Round 2 : Langue et souffle
- Zamir manie le français comme une matière liquide. Il supprime les points, laisse couler les phrases, crée un rythme organique. Sa langue est une nage, une transe, une dérive. Il fait du roman un fleuve intérieur.
- Hampâté Bâ écrit dans un français classique, mais traversé par les structures de l’oralité peule. Sa langue est claire, proverbiale, rythmée par les silences et les reprises. Il fait du récit une sagesse incarnée, une pédagogie vivante.
Round 3 : Mémoire et transmission
- Zamir politise la fluidité. Il montre comment les corps, les voix, les récits sont pris dans les courants de l’histoire coloniale, de la marginalisation, de l’oubli. Son écriture est une résistance liquide, une mémoire en mouvement.

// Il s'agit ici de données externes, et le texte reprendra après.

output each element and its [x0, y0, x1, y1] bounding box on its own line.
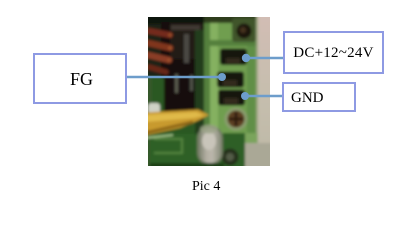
- GND line: [245, 95, 282, 98]
- light background strip right: [257, 14, 273, 169]
- green column below block: [223, 133, 245, 169]
- dark band over block top: [204, 14, 256, 23]
- pcb below block: [150, 134, 256, 169]
- pale streaks: [175, 74, 178, 93]
- bottom screw on block: [225, 108, 248, 131]
- resistor zone dark backdrop: [147, 24, 173, 77]
- pale trace sliver: [145, 135, 173, 138]
- FG label box: [33, 53, 127, 104]
- DC label box: [283, 31, 384, 74]
- left edge of block: [204, 14, 210, 134]
- shadow band above holes: [204, 40, 256, 46]
- left green sliver: [145, 25, 152, 169]
- relay block: [170, 24, 203, 59]
- dark top band: [145, 14, 206, 25]
- grey floor bottom right: [245, 143, 273, 169]
- caption: [192, 179, 220, 195]
- dark component area: [161, 22, 205, 78]
- GND label box: [282, 82, 356, 112]
- light green step: [245, 133, 257, 144]
- hole 1: [220, 49, 247, 66]
- DC line: [246, 57, 283, 60]
- terminal block green: [204, 14, 256, 134]
- white connector blob left: [148, 103, 160, 114]
- photo of PCB terminal block: [148, 17, 270, 166]
- pcb base green: [145, 14, 273, 169]
- dark bottom-left strip: [150, 163, 224, 169]
- bottom screw 2: [222, 149, 239, 166]
- white cylinder capsule: [197, 126, 223, 165]
- yellow cable: [145, 110, 209, 136]
- trace rectangle: [154, 139, 182, 153]
- hole 3: [218, 90, 245, 106]
- top screw: [237, 24, 252, 39]
- grey highlight bar: [184, 34, 189, 63]
- FG line: [124, 76, 222, 79]
- screw recess: [232, 18, 256, 42]
- resistors: [148, 31, 172, 72]
- mid green strip: [195, 30, 204, 137]
- hole 2: [217, 72, 244, 88]
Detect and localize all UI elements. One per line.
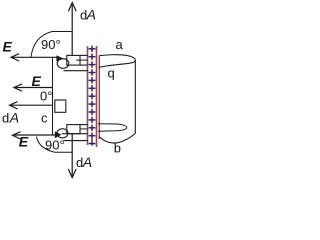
dA arrow top head (68, 3, 76, 12)
charged sheet left line (87, 46, 89, 145)
curved-side edge line (52, 57, 54, 135)
bottom plug upper short line (80, 128, 88, 130)
svg-text:b: b (114, 141, 121, 156)
svg-text:a: a (116, 37, 124, 52)
svg-text:90°: 90° (45, 138, 65, 153)
90 degree marker top (31, 32, 72, 58)
top plug bottom line to sheet (64, 70, 88, 72)
bottom plug right tube (98, 124, 127, 131)
Gaussian can left edge (98, 56, 100, 139)
bottom plug top line to sheet (80, 124, 88, 126)
dA arrow bottom shaft (71, 134, 73, 177)
svg-text:E: E (3, 39, 13, 55)
90 degree marker bottom (37, 137, 73, 153)
top plug box (67, 55, 80, 65)
plus charges column (89, 46, 96, 146)
svg-text:E: E (19, 134, 29, 150)
top plug left cap ellipse (57, 59, 69, 69)
svg-text:0°: 0° (40, 89, 52, 104)
Gaussian can top cap (99, 55, 135, 68)
bottom plug mid line to sheet (62, 133, 88, 135)
dA arrow bottom head (68, 169, 76, 178)
Gaussian can bottom front arc (99, 134, 135, 144)
E arrow bottom shaft (14, 134, 56, 136)
dA arrow middle head (10, 102, 18, 109)
bottom plug left cap ellipse (57, 129, 68, 138)
dA arrow top shaft (71, 4, 73, 56)
svg-text:q: q (108, 66, 115, 81)
charged sheet right line (96, 46, 98, 147)
dA arrow middle shaft (11, 104, 53, 106)
top plug upper short line (76, 59, 88, 61)
E arrow bottom head (13, 132, 21, 139)
svg-text:A: A (9, 109, 19, 125)
svg-text:c: c (41, 110, 48, 125)
top plug mid line to sheet (80, 64, 88, 66)
E arrow top head (11, 54, 19, 61)
svg-text:d: d (2, 110, 9, 125)
E arrow middle head (14, 84, 22, 91)
top plug top line to sheet (80, 54, 88, 56)
E arrow top shaft (12, 56, 57, 58)
bottom plug bottom line to sheet (64, 140, 88, 142)
svg-text:A: A (82, 154, 92, 170)
dA area element box (surface c) (55, 100, 66, 112)
Gaussian can right edge (134, 60, 136, 133)
E arrow middle shaft (15, 87, 53, 89)
svg-text:90°: 90° (41, 37, 61, 52)
svg-text:A: A (86, 7, 96, 23)
svg-text:E: E (32, 73, 42, 89)
bottom plug box (67, 125, 80, 134)
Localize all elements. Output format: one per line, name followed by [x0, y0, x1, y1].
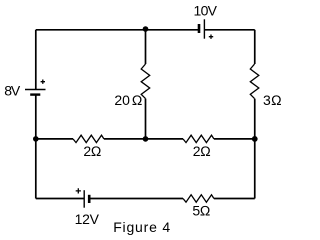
svg-text:5Ω: 5Ω	[192, 202, 210, 218]
svg-text:2Ω: 2Ω	[193, 143, 211, 159]
svg-text:2Ω: 2Ω	[83, 143, 101, 159]
svg-text:Ω: Ω	[132, 92, 143, 108]
svg-text:10V: 10V	[194, 3, 218, 19]
svg-text:8V: 8V	[4, 82, 21, 98]
svg-text:Ω: Ω	[271, 92, 282, 108]
svg-text:3: 3	[263, 92, 271, 108]
svg-text:Figure 4: Figure 4	[113, 219, 171, 235]
svg-text:20: 20	[114, 92, 130, 108]
svg-text:12V: 12V	[75, 211, 100, 227]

- Hampâté Bâ sacralise la mémoire. Il célèbre les anciens, les griots, les maîtres spirituels. Il transmet les valeurs, les visions du monde, les équilibres invisibles. Son écriture est une archive vivante, une école de l’écoute.
Round final : Qui gagne ?
Ce match est une confluence.
- Zamir nous offre une littérature fluide, océanique, indocile, où le récit devient souffle.
- Hampâté Bâ nous donne une littérature enracinée, sage, généreuse, où le récit devient transmission.
Deux manières de dire l’Afrique : l’une en courant, l’autre en cercle. Ensemble, ils dessinent une cartographie des récits vivants — entre vertige et sagesse, entre voix et mémoire.